Cabot Watch Company
- Type: Subsidiary
- Industry: Watchmaking
- Founded: 1972
- Founder: Ray Mellor
- Website: https://www.cwcwatch.com/

= Cabot Watch Company =

Swiss watch brand

Cabot Watch Company (CWC) is a producer of Swiss Made timepieces for the British military as well as consumers worldwide.

== History ==
CWC was founded by Ray Mellor, who served in the Merchant Navy during the Battle of the Atlantic in World War II. Following the war, he worked in the watch industry as director of UK subsidiaries of Certina, Zenith and Hamilton. During his tenure with Hamilton, he served as the managing director of the watchmaker's UK business, responsible for Hamilton's contracts with the British Armed Forces.

However they chose to close the UK operation and Mellor founded CWC in 1972 to continue supplying the British Ministry of Defence.

He named the business after the 15th century explorer as he worked in Bristol before the war and his son went to Bristol university where he decided to call the company Cabot Watch Company after John Cabot an intrepid explorer which he felt was fitting as he was starting a new exploration into uncharted waters.

In 1996, CWC was sold to Silvermans Ltd., a London-based retailer of military equipment and surplus goods.

== Models ==
Initial models included the General Service Watch, and pilot's chronograph.
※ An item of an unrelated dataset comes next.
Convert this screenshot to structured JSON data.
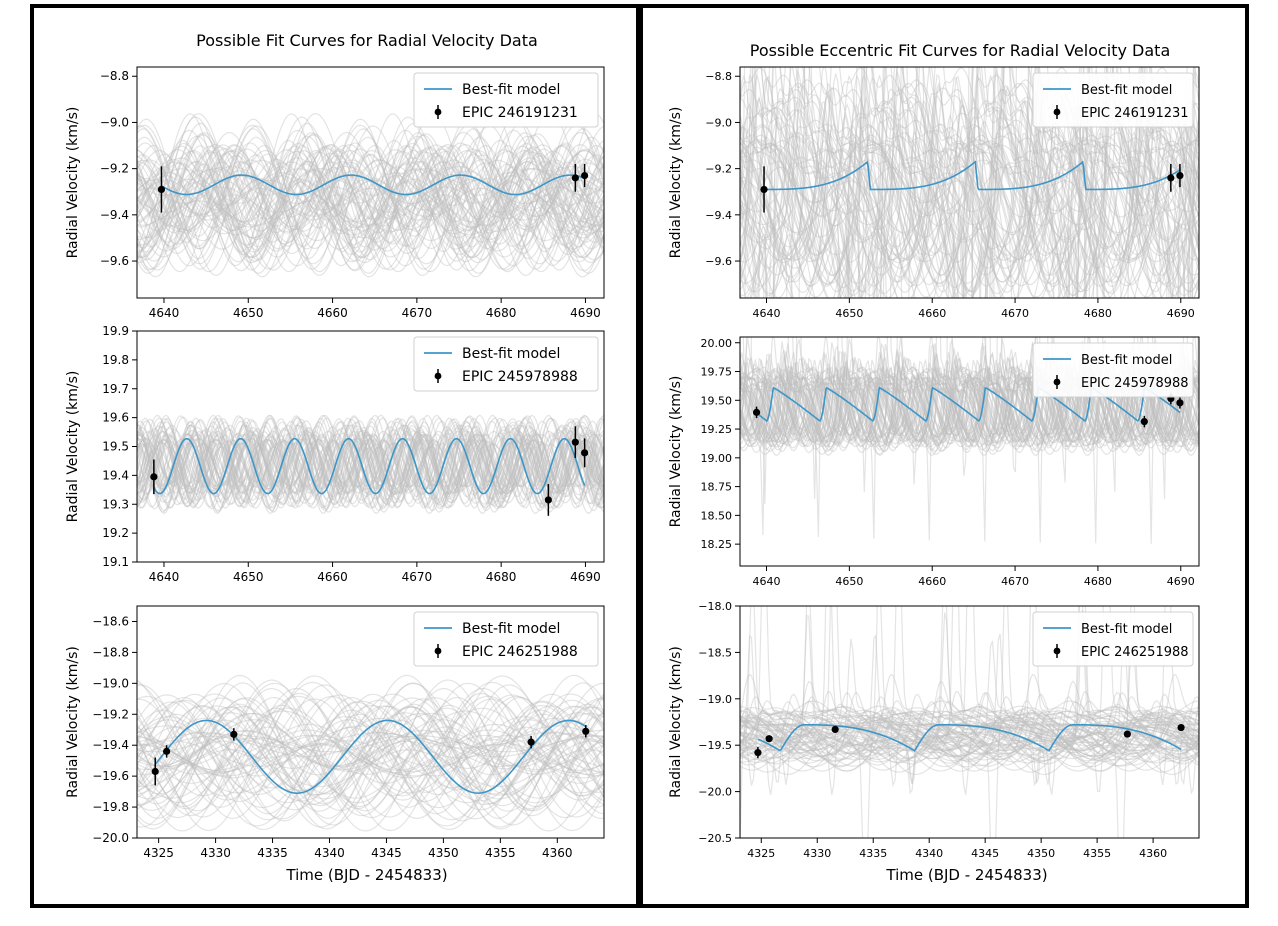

In 1980, a dive watch was built to Ministry of Defence specifications which featured a rotating bezel with a fully-graduated insert, and automatic ETA movement.

== Patrons ==
The company is a supplier to the British military currently supplying Black Divers watches to Royal Marines, Royal Navy, Royal Navy Submarines and other special units.

CWC chronographs were previously issued to BBC correspondents. One such model is still frequently worn by Jeremy Bowen, the International Editor of BBC News.